O Hindutva e o sionismo se encontram em mais de uma maneira. A Índia usa drones israelenses Heron e Searcher para patrulhar suas fronteiras, bem como mísseis antitanque Spike. Conselheiros israelenses treinaram as operações de inteligência indianas. Empresas israelenses de segurança cibernética ajudam Nova Délhi a rastrear ameaças de espionagem e “insurgências” variadas.

Junaid S. Ahmad, diretor do Center for the Study of Islam and Decolonization (CSID) em Islamabad, vai um pouco além. Ele aponta diretamente para “Gaza no Himalaia” – com o governo Modi envolvido em uma “guerra de fantasia” sobre a Caxemira.

Com a Índia importando grandes quantidades de equipamentos de tecnologia de guerra, Ahmad argumenta que “o sionismo e o Hindutva não compartilham apenas táticas – eles compartilham uma cosmologia: a crença de que a supremacia é sagrada e a conquista é a redenção”, com os muçulmanos em Gaza rotulados como “simpatizantes do Hamas” encontrando o equivalente nos caxemires rotulados como “adjacentes ao terror”.

Ahmad identifica corretamente o Hindutva como uma “teologia supremacista”, com um estado hindu “purificado de diferenças – sejam elas muçulmanas, cristãs ou dalits”. Como isso pode ser aceito pelo ethos do BRICS?

A guerra Índia-Paquistão de 2025 pode entrar para a história por causa da notória batalha aérea e das palhaçadas de Bollywood – uma interpolação pós-modernista confusa de guerra tecnológica, operações psicológicas, guerra de informações e dissonância cognitiva. Por alguns dias, ela foi vista casualmente como um reality show global e um espetáculo de entretenimento, em vez de uma guerra de fato. E isso é bastante preocupante, pois mascara problemas profundos dentro da Índia, que apresenta problemas sistêmicos.

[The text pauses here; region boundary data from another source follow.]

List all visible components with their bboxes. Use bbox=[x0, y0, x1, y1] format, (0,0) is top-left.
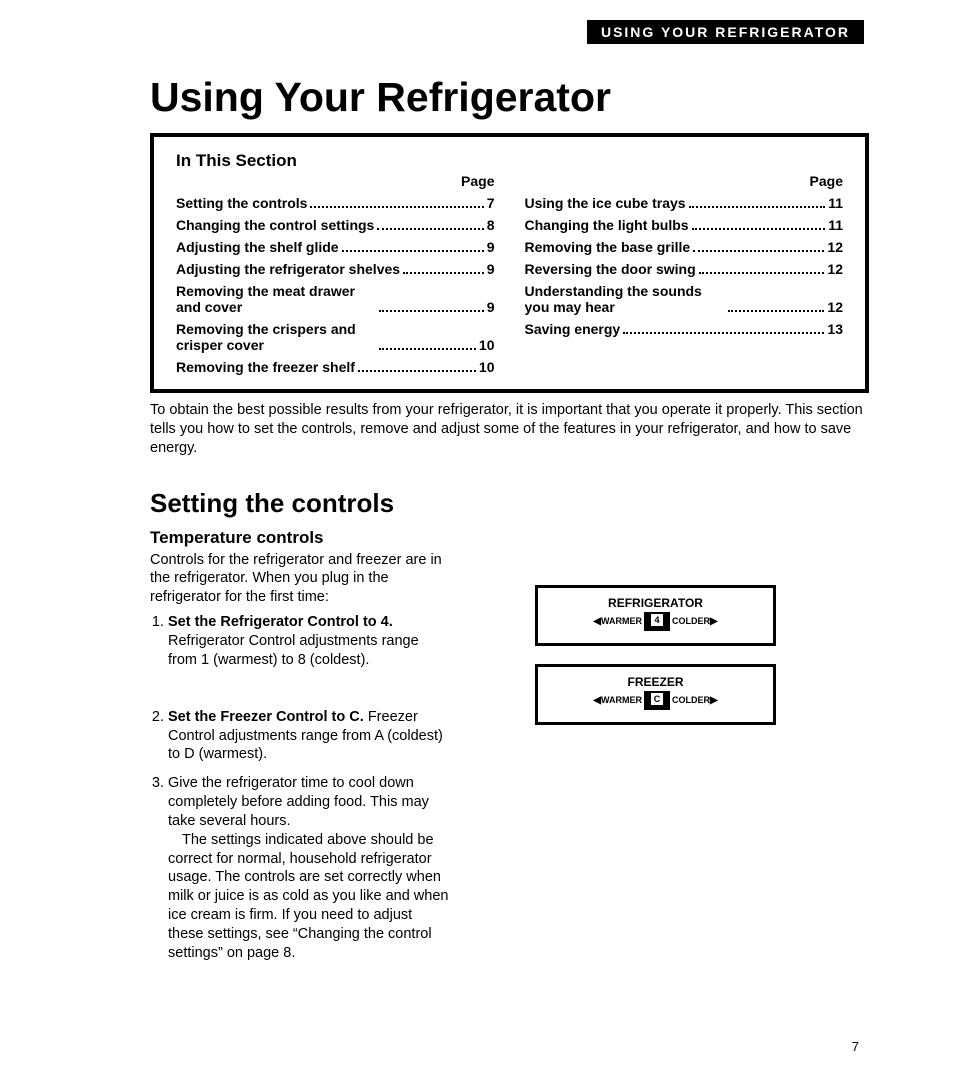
subheading-temperature: Temperature controls bbox=[150, 527, 450, 549]
step-3-body-b: The settings indicated above should be c… bbox=[168, 832, 448, 961]
toc-row: Adjusting the refrigerator shelves 9 bbox=[176, 261, 495, 277]
toc-label: Removing the meat drawer and cover bbox=[176, 283, 376, 315]
body-left-column: Temperature controls Controls for the re… bbox=[150, 521, 450, 973]
toc-label: Understanding the sounds you may hear bbox=[525, 283, 725, 315]
toc-row: Changing the light bulbs 11 bbox=[525, 217, 844, 233]
dial-value: 4 bbox=[651, 614, 663, 626]
toc-page: 12 bbox=[827, 239, 843, 255]
toc-page: 9 bbox=[487, 299, 495, 315]
left-arrow-icon: ◀ bbox=[593, 616, 601, 627]
refrigerator-dial-panel: REFRIGERATOR ◀ WARMER 4 COLDER ▶ bbox=[535, 585, 776, 646]
toc-box: In This Section Page Setting the control… bbox=[150, 133, 869, 393]
colder-label: COLDER bbox=[672, 695, 710, 705]
freezer-dial-panel: FREEZER ◀ WARMER C COLDER ▶ bbox=[535, 664, 776, 725]
toc-label: Removing the crispers and crisper cover bbox=[176, 321, 376, 353]
page-title: Using Your Refrigerator bbox=[150, 74, 869, 121]
toc-row: Using the ice cube trays 11 bbox=[525, 195, 844, 211]
toc-label: Changing the light bulbs bbox=[525, 217, 689, 233]
right-arrow-icon: ▶ bbox=[710, 616, 718, 627]
toc-page: 9 bbox=[487, 261, 495, 277]
toc-label: Reversing the door swing bbox=[525, 261, 696, 277]
toc-label: Adjusting the shelf glide bbox=[176, 239, 339, 255]
warmer-label: WARMER bbox=[601, 616, 642, 626]
toc-row: Removing the meat drawer and cover 9 bbox=[176, 283, 495, 315]
intro-paragraph: To obtain the best possible results from… bbox=[150, 401, 869, 458]
toc-page: 13 bbox=[827, 321, 843, 337]
toc-col-left: Page Setting the controls 7 Changing the … bbox=[176, 173, 495, 381]
toc-label: Changing the control settings bbox=[176, 217, 374, 233]
step-2: Set the Freezer Control to C. Freezer Co… bbox=[168, 708, 450, 765]
toc-label: Adjusting the refrigerator shelves bbox=[176, 261, 400, 277]
body-right-column: REFRIGERATOR ◀ WARMER 4 COLDER ▶ FREEZER… bbox=[535, 521, 869, 973]
toc-row: Removing the base grille 12 bbox=[525, 239, 844, 255]
toc-page: 12 bbox=[827, 261, 843, 277]
page-number: 7 bbox=[852, 1039, 859, 1054]
toc-label: Removing the freezer shelf bbox=[176, 359, 355, 375]
toc-label: Removing the base grille bbox=[525, 239, 691, 255]
toc-page-label: Page bbox=[176, 173, 495, 189]
step-3-body-a: Give the refrigerator time to cool down … bbox=[168, 775, 429, 829]
toc-row: Removing the freezer shelf 10 bbox=[176, 359, 495, 375]
toc-row: Removing the crispers and crisper cover 1… bbox=[176, 321, 495, 353]
lead-paragraph: Controls for the refrigerator and freeze… bbox=[150, 551, 450, 608]
refrigerator-dial-title: REFRIGERATOR bbox=[548, 596, 763, 610]
toc-page: 10 bbox=[479, 337, 495, 353]
right-arrow-icon: ▶ bbox=[710, 695, 718, 706]
header-bar: USING YOUR REFRIGERATOR bbox=[587, 20, 864, 44]
refrigerator-dial-knob: 4 bbox=[644, 612, 670, 631]
dial-value: C bbox=[651, 693, 663, 705]
toc-page: 11 bbox=[828, 195, 843, 211]
toc-col-right: Page Using the ice cube trays 11 Changing… bbox=[525, 173, 844, 381]
step-3: Give the refrigerator time to cool down … bbox=[168, 774, 450, 962]
freezer-dial-title: FREEZER bbox=[548, 675, 763, 689]
toc-page: 11 bbox=[828, 217, 843, 233]
toc-label: Using the ice cube trays bbox=[525, 195, 686, 211]
colder-label: COLDER bbox=[672, 616, 710, 626]
toc-row: Reversing the door swing 12 bbox=[525, 261, 844, 277]
toc-page-label: Page bbox=[525, 173, 844, 189]
warmer-label: WARMER bbox=[601, 695, 642, 705]
toc-label: Saving energy bbox=[525, 321, 621, 337]
step-2-head: Set the Freezer Control to C. bbox=[168, 709, 364, 725]
toc-page: 7 bbox=[487, 195, 495, 211]
toc-label: Setting the controls bbox=[176, 195, 307, 211]
toc-page: 8 bbox=[487, 217, 495, 233]
toc-row: Setting the controls 7 bbox=[176, 195, 495, 211]
toc-row: Understanding the sounds you may hear 12 bbox=[525, 283, 844, 315]
step-1-head: Set the Refrigerator Control to 4. bbox=[168, 614, 393, 630]
freezer-dial-knob: C bbox=[644, 691, 670, 710]
toc-page: 10 bbox=[479, 359, 495, 375]
toc-heading: In This Section bbox=[176, 151, 843, 171]
toc-row: Saving energy 13 bbox=[525, 321, 844, 337]
left-arrow-icon: ◀ bbox=[593, 695, 601, 706]
step-1: Set the Refrigerator Control to 4. Refri… bbox=[168, 613, 450, 670]
section-heading-setting: Setting the controls bbox=[150, 488, 869, 519]
toc-page: 9 bbox=[487, 239, 495, 255]
toc-page: 12 bbox=[827, 299, 843, 315]
step-1-body: Refrigerator Control adjustments range f… bbox=[168, 633, 419, 668]
toc-row: Adjusting the shelf glide 9 bbox=[176, 239, 495, 255]
toc-row: Changing the control settings 8 bbox=[176, 217, 495, 233]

O que o conceito de Bharat – o novo nome oficial da Índia – realmente implica? Bharat refere-se ao imperador Bharata, identificado como o primeiro conquistador de todo o subcontinente indiano. Bem ao estilo israelense, um mural do Império Bharata tem sido exibido desde 2023 no Parlamento indiano, incorporando diretamente territórios que pertencem ao Paquistão e a Bangladesh.

Então, o que pode ser interpretado de forma realista como “terrorismo” sob a ótica de Bharat? Todos os caxemires, paquistaneses e bangladeshianos podem ser classificados como tal? O atual líder da organização-mãe do Partido Bharatiya Janata (BJP), o Rashtrapati Bhagwat, insiste que o “Império Bharata” inevitavelmente se concretizará. Paralelamente, a mídia indiana entrou em frenesi ao promover a independência do Baluchistão do Paquistão.  

Quem ganha com todo esse conflito? Certamente não são os próprios indianos. Certamente não o BRICS. Apenas os suspeitos habituais de “dividir para governar”.